お母さんのお味噌汁。
母のお味噌汁の味はイマイチだ。
何がどう悪いのかはっきり分からないけど、何かが足りない、今一歩の味だ。
母もそれを自覚していたのか、私に料理を作らせたかったのか分からないけれど、よく
「お味噌汁はまきちゃん(私)が作ってよねぇ。お母さんより上手だから。」
と言っていた。
半ば乗せられて私はいつも味噌汁を作っていた。
水に昆布としいたけを浸しておいてできた出汁に火をかけ、煮立ったらカツオを投入。しばらくしたらカツオを取り出して、みじん切りにした生姜を入れるあとは適当にその場にある具材が入る。
豆腐だったり、ネギだったり、油揚げや里芋、じゃがいも、小松菜、ごぼう、わかめなど日によってまちまちだ。
具材が煮立ったら火を止め、味噌を溶き入れる。
味が決まったらもう一度火にかけ、ふつふつと煮えてきたらすぐに火を止める。
「私、まきちゃんの味噌汁が一番好き」
と母はいつもにこにこして私の味噌汁をおかわりしていた。
***
月曜日の午後、忙しさのピークを過ぎたあたりで関節が痛くなってきて、頭がボーッとして、鼻水が止まらなくなった。
前にもこの感覚を味わったはずだった。
前と言ってもそんなに前じゃない。
そう、あれは1月に入ってすぐの頃に私を襲ってきたアイツと同じ感覚。
「インフルエンザ」だ
その日のメンバーが私と異動してきたばかりの方の2人だけだったので、どうしても途中で帰ることが自分の中ではできなくて、マスクをしてやり過ごしたが、夕方耐えきれず、めちゃくちゃ謝って早退した。
その足で医者に行って検査をしたが、陰性だった。
熱は38.9℃あった。
看護師さんがとても優しく
「寒くないですか?」
「寝たほうが楽ですか?」
「ここに寝ていてくださいね」
「毛布持ってきますね」
もう天使に見えた。
「好きです」
としか思えなかった。
陰性だったけど、症状はどう見てもインフルエンザで、1月にA型をやったので、今回はB型に違いないということで、ゾフルーザをその場で飲んだ。
「うわああああつらいいい」
と呻きながらなんとか帰宅した。
体は熱いのに寒くて、眠いのに寝られず、眠っている時にはものすごいスピードで進み、細胞分裂を繰り返しているような細かく複雑で疲れる夢を見続けた。
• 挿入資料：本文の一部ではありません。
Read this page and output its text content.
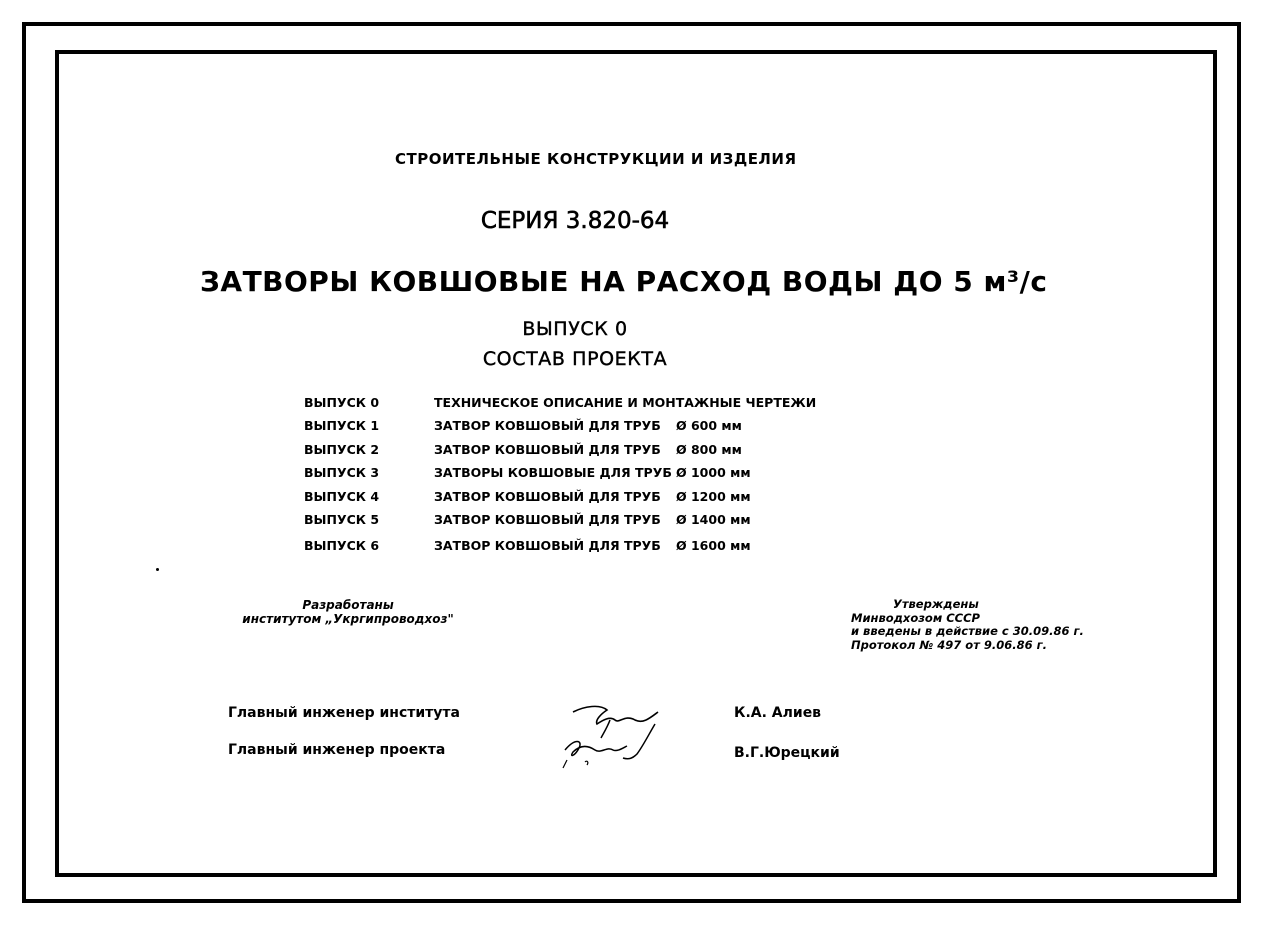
СТРОИТЕЛЬНЫЕ КОНСТРУКЦИИ И ИЗДЕЛИЯ
СЕРИЯ 3.820-64
ЗАТВОРЫ КОВШОВЫЕ НА РАСХОД ВОДЫ ДО 5 м³/с
ВЫПУСК 0
СОСТАВ ПРОЕКТА
ВЫПУСК 0	ТЕХНИЧЕСКОЕ ОПИСАНИЕ И МОНТАЖНЫЕ ЧЕРТЕЖИ
ВЫПУСК 1	ЗАТВОР КОВШОВЫЙ ДЛЯ ТРУБ Ø 600 мм
ВЫПУСК 2	ЗАТВОР КОВШОВЫЙ ДЛЯ ТРУБ Ø 800 мм
ВЫПУСК 3	ЗАТВОРЫ КОВШОВЫЕ ДЛЯ ТРУБ Ø 1000 мм
ВЫПУСК 4	ЗАТВОР КОВШОВЫЙ ДЛЯ ТРУБ Ø 1200 мм
ВЫПУСК 5	ЗАТВОР КОВШОВЫЙ ДЛЯ ТРУБ Ø 1400 мм
ВЫПУСК 6	ЗАТВОР КОВШОВЫЙ ДЛЯ ТРУБ Ø 1600 мм
Разработаны
институтом „Укргипроводхоз"
Утверждены
Минводхозом СССР
и введены в действие с 30.09.86 г.
Протокол № 497 от 9.06.86 г.
Главный инженер института
Главный инженер проекта
К.А. Алиев
В.Г.Юрецкий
汗でびっしょりになったパジャマと下着を2回着替えた。
つらい。
なにも食べたくない。
仕事を休んでしまった。
申し訳ない。
つらい。
健康だけが取り柄だったのに。
鼻の下に大きな熱の吹き出しが出来ていた。
唇の皮が上下ともに全部むけた。
お風呂にもはいれない。
つらい。つらい。つらい。
***
ゾフルーザは本当によく効いて、熱がすぐに下がった。
「お腹すいたな」
やっとそう思えるようになった。
台所に行くと、すりおろしたりんごと、カステラ、鍋には味噌汁、茶碗にはたけのこご飯がよそってあった。
「病み上がりにたけのこご飯は無理でしょ」
と破天荒な母にすこし笑った。
味噌汁を温めて一口食べたら美味しさに驚いた。
母の味がしない。(失礼)
すごく美味しいのだ。
なんだこれ?!なんだこれ?!
すごく美味しい?!
そう思って2杯平らげてしまった。
手前味噌だが、私の味噌汁に似ていた。
生姜が刻んであって、味噌がくたくたに煮えていなくて、おいしい。
おいしいけれど、おいしくて2杯平らげたけど、
母のあの何か足りない味が恋しく、寂しい気もした。
どうしてお母さん、味噌汁上手になっちゃったんだろうなぁ。
と寝癖だらけの頭でなんだか泣けてきた。
病気の最中は情緒が不安定すぎるらしい。
(これって母が成長した娘に抱く感情なのでは)
という疑問が頭をよぎったが、見て見ぬ振りをしてポロポロと涙を流し続けた。
母が亡くなってしまったら、あの美味しくない味噌汁も、このおいしい味噌汁もどちらも飲めなくなると想像してさらに泣いた。
32歳、独身、実家暮らし、彼氏いない。
本当に情けない自分にも泣けてきて、もうなにに対して泣いているのか分からなくなってきて、
幼女だった頃に泣き止みたくても泣き止めなかった感覚を味わいかけたところで犬が心配そうに見に来たので泣くことをやめた。
私も母以外の大事な人のためにはやく味噌汁を作れるようにならなくてはと思った。
まだ見ぬ誰かの忘れられない、記憶に残る味になりたい。なる。